Par Eric Delvaux

Le dessin de Jonaten 28-12
Le dessin de Jonaten 28-12 © Jonaten / Jonaten

Alors que la télévision d'Etat montre des foules de civils et de militaires effondrés de chagrin devant le cercueil et les portraits de Kim Jong Il, comment ne pas douter de ce qui apparait comme une vaste mise en scène, le régime nord-coréen n'ayant jamais cessé de contrôler les médias pour mieux imposer sa propagande. La mort du dictateur a été annoncée 48 heures après le décès, par une présentatrice en larmes à la télévision.

En Corée du Nord, Internet est interdit et oser écouter une radio étrangère relève de la peine de prison. Les postes de radio sont fournis par les autorités avec une seule fréquence, qui diffuse la propagande.
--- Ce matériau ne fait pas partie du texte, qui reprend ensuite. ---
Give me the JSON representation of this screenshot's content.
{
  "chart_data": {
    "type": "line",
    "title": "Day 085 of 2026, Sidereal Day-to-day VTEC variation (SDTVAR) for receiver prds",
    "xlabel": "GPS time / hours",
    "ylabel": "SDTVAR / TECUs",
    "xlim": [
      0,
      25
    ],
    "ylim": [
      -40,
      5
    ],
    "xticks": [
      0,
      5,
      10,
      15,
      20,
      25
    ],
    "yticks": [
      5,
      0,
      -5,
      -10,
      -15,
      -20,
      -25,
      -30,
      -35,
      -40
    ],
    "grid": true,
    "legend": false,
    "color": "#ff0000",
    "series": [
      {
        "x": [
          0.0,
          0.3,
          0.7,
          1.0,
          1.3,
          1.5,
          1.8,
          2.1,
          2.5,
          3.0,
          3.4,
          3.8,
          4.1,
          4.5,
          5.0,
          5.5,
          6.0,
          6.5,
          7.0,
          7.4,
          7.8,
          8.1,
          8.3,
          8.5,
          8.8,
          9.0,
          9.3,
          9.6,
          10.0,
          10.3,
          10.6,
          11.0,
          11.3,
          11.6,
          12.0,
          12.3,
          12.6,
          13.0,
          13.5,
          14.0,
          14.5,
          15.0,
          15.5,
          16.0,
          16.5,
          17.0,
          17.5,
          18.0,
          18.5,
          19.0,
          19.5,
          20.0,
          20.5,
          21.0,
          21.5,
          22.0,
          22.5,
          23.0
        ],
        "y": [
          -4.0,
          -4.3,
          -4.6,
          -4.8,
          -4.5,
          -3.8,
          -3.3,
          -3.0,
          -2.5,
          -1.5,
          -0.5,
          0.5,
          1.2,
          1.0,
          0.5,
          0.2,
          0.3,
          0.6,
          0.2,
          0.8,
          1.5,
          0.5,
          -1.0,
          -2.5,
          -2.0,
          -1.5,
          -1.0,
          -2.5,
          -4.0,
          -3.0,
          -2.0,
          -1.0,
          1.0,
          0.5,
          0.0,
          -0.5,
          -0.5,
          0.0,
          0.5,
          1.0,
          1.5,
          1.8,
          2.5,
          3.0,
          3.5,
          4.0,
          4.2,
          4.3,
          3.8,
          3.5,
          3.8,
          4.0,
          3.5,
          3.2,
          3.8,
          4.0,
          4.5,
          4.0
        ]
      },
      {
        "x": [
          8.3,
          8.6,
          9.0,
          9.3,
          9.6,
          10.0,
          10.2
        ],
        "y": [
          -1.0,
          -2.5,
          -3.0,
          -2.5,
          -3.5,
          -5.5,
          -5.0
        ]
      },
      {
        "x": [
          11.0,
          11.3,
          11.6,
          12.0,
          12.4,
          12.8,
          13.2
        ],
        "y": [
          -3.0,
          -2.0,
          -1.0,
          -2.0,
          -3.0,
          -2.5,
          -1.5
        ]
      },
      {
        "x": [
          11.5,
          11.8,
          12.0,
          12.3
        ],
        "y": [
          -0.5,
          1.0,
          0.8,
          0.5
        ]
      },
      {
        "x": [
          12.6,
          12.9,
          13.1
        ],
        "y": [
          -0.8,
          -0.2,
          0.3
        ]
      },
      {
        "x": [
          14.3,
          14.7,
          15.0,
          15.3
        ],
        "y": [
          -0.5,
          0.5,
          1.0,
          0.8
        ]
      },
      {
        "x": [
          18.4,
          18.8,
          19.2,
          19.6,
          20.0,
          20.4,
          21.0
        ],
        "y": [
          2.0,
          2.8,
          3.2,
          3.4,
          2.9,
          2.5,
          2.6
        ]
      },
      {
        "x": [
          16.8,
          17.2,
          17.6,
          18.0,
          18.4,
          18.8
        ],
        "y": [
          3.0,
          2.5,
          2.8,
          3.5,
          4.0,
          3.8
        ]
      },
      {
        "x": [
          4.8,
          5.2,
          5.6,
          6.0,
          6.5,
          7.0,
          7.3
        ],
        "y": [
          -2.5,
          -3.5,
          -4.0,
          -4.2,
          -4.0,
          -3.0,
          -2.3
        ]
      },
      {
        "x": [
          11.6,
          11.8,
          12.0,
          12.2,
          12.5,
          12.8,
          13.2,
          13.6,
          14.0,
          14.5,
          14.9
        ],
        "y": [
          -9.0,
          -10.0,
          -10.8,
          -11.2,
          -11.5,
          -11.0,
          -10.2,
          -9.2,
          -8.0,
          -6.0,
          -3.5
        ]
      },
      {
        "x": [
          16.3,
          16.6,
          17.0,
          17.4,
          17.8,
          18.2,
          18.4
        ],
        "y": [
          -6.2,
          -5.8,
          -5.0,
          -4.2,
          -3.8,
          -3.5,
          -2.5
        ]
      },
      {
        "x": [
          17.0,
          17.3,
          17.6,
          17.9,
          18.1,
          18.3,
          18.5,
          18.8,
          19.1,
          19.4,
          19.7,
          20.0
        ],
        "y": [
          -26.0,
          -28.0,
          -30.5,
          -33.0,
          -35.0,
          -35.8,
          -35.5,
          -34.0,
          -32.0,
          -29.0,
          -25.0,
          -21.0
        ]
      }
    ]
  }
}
Pas d'internet en Corée du nord, mais beaucoup d'ordinateurs, tous branchés sur un système Intranet, un réseau informatique interne au pays et donc fermement contrôlé par le régime.

En Corée du nord, ceux qui veulent s'informer prennent des risques énormes. Ce sont des actes de résistance. Quelques nouvelles de l'étranger parviennent parfois à filtrer, des cassettes circulent sous le manteau, en provenance de la Corée du sud. Et après des heures de bricolage, quelques radios peuvent parfois capter programmes étrangers.

Alors dans quelle mesure le chagrin montré à la téélvision nord-coréenne est-il sincère ?

Le lavage de cerveau est tel, qu'un dissident qui a pourtant fuit la Corée du nord depuis plusieurs années reconnait avoir fondu en larmes en apprenant la mort de Kim Yong Il.

Et ce lavage de cerveau en Corée du nord risque de perdurer sous le régime du nouvel homme fort. Le fils s'appelle Kim Jong Un, digne successeur du dictateur.